Nouvel embrasement???
Les banlieues françaises vont-elles de nouveau s'embraser comme l'année dernière?
Les Renseignements Généraux, dont les sondages et les avis sont généralement bien plus fiables que ceux de l'IFOP ont affirmé dans un rapport récent communiqué à la presse (ce qui n'arrive quand même pas tous les matins, ils oeuvrent habituellement uniquement pour le pouvoir) que les conditions étaient de nouveau réunies pour un nouvel embrasement des banlieues.
Rappel rapide des faits : à l'automne dernier, une partie des banlieues parisiennes subissent de plein fouet une flambée de violence. Les médias mettent de l'huile sur le feu en communiquant précisément le nombre de voitures ou de magasins brulés, etraînant ainsi une surenchère et une sorte de concurrence entre les différents quartiers. De nombreuses autres villes françaises sont frappées, à l'exception notable de Marseille. Les analystes parlent de la mer et du soleil pour expliquer la chose, ce qui n'est guère convaincant. Après avoir promis une répression qui n'arrive pas vraiment, les forces de l'ordre se montrant impuissantes par rapport à cette guerilla urbaine, le gouvernement multiplie les effets d'annonce et les déclarations tapageuses.
Quand le retour au calme intervient, la bourgeoisie n'a pas vrament peur, mais le gouvernement et surtout ce cher Sarkozy ont failli sur un élément jusque là fort de leur politique : la sécurité. Mais les initiatives s'arrêtent vite. Le plan Borloo qui prévoit 1,5 milliards sur 5 ans n'est en fait qu'un saupoudrage d'emplois précaires, d'aides individuelles et sans véritable avenir. Le ministre de l'Éducation, De Robien croit trouver la solution miracle, en publiant son plan de révision de l'éducation prioritaire avec la mise en place d'un classement des établissements.

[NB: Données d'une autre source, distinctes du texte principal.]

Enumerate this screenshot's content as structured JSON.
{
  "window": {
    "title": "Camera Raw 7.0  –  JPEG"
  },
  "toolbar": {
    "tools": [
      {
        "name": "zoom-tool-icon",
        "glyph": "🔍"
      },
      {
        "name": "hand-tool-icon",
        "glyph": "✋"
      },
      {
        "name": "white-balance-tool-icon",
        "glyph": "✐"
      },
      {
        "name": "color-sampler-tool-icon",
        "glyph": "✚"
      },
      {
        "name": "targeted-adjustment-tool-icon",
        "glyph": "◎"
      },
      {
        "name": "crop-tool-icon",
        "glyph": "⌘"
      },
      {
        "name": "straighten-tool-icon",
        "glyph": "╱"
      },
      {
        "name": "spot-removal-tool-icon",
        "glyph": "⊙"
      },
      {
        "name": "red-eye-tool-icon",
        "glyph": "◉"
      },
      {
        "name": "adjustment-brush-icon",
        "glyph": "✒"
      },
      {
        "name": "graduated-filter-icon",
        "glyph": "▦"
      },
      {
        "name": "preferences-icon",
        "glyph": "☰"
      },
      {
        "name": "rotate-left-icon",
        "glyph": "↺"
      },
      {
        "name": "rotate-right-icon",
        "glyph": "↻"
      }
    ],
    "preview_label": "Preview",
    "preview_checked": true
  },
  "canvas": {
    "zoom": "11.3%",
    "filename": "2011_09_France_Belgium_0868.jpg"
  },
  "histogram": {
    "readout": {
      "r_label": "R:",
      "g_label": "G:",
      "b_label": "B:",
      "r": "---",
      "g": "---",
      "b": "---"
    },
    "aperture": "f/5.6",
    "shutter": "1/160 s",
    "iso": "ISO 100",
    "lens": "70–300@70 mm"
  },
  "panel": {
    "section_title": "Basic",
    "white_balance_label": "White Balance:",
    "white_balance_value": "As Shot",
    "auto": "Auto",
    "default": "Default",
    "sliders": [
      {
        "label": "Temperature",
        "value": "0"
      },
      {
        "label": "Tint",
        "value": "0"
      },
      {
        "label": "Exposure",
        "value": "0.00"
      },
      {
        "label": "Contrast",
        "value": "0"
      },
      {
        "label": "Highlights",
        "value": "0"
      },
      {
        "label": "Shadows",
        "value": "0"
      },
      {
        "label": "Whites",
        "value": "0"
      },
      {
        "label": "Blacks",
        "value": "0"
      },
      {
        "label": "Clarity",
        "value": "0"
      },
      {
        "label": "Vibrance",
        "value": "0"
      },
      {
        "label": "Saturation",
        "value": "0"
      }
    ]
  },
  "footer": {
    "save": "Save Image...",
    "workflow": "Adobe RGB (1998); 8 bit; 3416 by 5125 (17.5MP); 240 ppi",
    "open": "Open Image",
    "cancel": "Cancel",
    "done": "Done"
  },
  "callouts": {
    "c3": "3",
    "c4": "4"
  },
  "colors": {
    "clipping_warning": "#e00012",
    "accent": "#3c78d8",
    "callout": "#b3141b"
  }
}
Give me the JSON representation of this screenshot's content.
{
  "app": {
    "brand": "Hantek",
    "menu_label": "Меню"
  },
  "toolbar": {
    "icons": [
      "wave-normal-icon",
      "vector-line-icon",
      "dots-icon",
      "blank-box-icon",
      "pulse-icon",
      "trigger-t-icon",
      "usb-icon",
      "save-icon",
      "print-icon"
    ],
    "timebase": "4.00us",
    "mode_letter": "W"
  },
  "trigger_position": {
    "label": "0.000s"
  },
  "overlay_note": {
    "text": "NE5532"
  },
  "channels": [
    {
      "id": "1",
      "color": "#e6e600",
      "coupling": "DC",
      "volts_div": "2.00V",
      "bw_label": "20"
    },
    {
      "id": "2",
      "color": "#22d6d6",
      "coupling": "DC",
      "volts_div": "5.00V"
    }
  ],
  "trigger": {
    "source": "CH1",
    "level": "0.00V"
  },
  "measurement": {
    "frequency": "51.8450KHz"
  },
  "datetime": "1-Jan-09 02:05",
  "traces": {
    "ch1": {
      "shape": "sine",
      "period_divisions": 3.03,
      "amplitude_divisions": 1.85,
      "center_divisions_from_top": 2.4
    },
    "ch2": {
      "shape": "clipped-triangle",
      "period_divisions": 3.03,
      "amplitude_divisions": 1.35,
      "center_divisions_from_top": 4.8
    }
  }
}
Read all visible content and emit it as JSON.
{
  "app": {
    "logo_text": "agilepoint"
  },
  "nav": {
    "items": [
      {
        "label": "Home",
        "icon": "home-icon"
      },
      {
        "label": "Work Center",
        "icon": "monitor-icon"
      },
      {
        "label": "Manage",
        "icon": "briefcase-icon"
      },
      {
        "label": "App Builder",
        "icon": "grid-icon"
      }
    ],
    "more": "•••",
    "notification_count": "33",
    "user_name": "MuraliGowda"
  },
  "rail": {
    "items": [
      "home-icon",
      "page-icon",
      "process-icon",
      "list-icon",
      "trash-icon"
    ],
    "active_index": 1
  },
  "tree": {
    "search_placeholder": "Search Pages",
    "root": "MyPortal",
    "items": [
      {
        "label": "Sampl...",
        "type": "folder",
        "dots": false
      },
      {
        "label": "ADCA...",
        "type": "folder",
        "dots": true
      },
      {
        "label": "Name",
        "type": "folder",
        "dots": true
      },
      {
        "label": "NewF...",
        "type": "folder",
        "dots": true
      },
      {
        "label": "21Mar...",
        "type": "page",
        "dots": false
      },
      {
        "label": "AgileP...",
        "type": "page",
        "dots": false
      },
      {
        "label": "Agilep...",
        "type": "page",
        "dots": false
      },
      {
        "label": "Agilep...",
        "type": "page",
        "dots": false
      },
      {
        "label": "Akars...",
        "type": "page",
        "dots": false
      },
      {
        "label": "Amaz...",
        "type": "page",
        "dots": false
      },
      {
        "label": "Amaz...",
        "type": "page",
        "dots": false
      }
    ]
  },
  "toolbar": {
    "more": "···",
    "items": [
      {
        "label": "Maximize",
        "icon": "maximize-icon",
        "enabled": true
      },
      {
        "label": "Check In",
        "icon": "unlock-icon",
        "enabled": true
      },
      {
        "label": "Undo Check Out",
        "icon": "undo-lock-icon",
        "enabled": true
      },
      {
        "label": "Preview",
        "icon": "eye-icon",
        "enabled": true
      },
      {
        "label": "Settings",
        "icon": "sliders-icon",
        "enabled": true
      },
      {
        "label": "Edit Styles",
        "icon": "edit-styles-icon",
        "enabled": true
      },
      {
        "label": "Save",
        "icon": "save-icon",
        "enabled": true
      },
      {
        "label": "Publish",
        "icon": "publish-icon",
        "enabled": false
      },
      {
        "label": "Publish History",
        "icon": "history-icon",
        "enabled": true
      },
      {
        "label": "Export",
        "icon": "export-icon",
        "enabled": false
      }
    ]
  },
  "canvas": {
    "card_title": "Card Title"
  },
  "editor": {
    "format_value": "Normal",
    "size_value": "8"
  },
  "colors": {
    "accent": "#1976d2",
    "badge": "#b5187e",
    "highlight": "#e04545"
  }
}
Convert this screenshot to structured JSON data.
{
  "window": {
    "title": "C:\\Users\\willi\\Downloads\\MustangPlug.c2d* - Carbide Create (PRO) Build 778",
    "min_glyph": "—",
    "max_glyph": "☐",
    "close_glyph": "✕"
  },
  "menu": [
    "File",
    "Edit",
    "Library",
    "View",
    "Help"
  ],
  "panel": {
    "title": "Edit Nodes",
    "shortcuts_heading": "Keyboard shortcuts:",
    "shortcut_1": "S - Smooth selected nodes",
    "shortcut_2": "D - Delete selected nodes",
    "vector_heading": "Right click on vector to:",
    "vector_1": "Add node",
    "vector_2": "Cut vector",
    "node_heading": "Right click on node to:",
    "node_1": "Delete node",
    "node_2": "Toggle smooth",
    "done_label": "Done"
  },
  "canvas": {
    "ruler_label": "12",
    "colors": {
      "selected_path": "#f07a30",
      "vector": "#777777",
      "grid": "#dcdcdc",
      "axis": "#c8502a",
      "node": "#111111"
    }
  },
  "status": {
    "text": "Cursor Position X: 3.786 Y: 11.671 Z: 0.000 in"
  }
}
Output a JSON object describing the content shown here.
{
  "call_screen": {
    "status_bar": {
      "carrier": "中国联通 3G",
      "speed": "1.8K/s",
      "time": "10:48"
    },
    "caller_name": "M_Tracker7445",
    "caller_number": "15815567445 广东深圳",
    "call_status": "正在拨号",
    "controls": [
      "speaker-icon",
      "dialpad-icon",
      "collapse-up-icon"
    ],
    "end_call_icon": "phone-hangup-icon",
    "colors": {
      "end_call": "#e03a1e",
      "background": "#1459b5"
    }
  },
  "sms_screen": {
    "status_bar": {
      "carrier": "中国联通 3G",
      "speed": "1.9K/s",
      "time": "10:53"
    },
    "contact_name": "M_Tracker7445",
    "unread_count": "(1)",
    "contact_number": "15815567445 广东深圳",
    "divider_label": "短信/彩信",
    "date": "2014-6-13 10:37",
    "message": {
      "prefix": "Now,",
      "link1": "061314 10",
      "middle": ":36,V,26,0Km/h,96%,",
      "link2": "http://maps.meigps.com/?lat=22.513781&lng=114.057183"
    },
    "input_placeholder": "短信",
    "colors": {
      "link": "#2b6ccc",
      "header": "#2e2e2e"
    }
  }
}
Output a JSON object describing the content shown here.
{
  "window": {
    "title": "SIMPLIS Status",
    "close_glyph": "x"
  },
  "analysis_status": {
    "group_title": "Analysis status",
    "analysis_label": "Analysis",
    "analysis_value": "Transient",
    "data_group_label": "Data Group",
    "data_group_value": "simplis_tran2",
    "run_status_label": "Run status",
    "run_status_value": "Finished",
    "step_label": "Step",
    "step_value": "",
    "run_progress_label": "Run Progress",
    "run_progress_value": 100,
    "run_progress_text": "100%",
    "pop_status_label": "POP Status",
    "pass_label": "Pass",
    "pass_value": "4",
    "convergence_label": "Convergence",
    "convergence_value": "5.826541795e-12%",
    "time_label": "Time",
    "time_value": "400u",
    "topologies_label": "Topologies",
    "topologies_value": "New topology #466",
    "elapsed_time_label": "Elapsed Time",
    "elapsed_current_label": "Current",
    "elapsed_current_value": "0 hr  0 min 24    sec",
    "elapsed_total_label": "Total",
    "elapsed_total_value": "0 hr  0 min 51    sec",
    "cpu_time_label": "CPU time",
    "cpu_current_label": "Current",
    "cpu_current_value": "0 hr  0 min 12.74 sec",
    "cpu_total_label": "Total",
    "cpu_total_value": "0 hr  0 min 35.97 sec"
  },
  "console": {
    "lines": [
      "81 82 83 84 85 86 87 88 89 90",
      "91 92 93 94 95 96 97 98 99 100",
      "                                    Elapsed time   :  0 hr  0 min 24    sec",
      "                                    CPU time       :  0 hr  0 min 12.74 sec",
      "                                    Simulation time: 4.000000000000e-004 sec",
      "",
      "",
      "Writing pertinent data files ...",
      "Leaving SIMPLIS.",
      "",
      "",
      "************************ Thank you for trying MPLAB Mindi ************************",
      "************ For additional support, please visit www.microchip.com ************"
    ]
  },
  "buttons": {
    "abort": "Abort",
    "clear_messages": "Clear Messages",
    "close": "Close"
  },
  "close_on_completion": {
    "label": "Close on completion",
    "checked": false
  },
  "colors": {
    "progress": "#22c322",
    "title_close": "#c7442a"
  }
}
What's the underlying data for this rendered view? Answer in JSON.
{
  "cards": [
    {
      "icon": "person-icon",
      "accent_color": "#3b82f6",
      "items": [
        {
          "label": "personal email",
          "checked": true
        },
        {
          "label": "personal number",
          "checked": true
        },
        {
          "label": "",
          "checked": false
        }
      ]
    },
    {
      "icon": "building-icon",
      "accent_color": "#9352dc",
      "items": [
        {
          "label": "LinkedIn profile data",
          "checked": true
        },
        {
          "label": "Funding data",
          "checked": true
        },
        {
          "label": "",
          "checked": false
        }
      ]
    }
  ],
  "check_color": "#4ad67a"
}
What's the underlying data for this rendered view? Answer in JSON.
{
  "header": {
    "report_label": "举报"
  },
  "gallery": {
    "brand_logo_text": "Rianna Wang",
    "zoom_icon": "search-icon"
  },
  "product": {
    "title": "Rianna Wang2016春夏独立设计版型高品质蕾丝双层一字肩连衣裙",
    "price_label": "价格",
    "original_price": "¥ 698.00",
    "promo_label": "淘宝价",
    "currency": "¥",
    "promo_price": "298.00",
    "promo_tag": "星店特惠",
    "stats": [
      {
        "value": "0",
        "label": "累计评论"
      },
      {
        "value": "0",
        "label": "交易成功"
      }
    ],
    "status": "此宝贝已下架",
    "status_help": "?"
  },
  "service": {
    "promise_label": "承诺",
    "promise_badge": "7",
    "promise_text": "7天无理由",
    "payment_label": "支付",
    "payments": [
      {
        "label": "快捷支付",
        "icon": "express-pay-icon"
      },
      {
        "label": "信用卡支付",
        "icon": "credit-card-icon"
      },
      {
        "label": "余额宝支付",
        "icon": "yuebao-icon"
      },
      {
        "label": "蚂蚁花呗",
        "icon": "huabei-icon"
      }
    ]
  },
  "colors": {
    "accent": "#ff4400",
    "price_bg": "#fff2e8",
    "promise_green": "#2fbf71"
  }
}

Sur mille établissements en éducation prioritaire, le ministre propose de recentrer les aides sur les 250 considérés comme les plus difficiles. Mais il ne s'agit pas d'argent supplémentaire, il s'agit juste de couper les moyens à certains pour les redonner à d'autres. En clair, on redistribue les cartes, pour favoriser certains au détriment d'autres. Et on met en place un systèm de précarité encore plus grand dans les emplois de l'éducation nationale, les surveillants doivent être des CAE (moins de 26 ans, sans diplôme...).
Concrètement, aucun plan d'urgence n'est prévu pour tenter de mettre un coup d'arrêt à la paupérisation généralisée des quartiers en difficulté, à la ségrégation socio-spatiale croissante. Un an après, la situation n'a donc pas évolué, si elle ne s'est pas encore aggravée: on ne remet pas en état d'un coup de baguette magique l'absence de toute politique urbaine concertée depuis 20 ans!!!!!
Il ne faut donc pas être surpris si les banlieues s'embrasent de nouveau. La violence soudaine qui revient avec des bus brulés est scandaleuse et inadmissible. Mais il faut bien admettre que le gouvernement n'a strictement rien fait pour l'endiguer. Et visiblemt, M. De Villepin n'a toujours pa compris que les déclarations tapageuses et sécuritaires n'avaient strictement aucun effet sur les violences des jeunes de banlieue.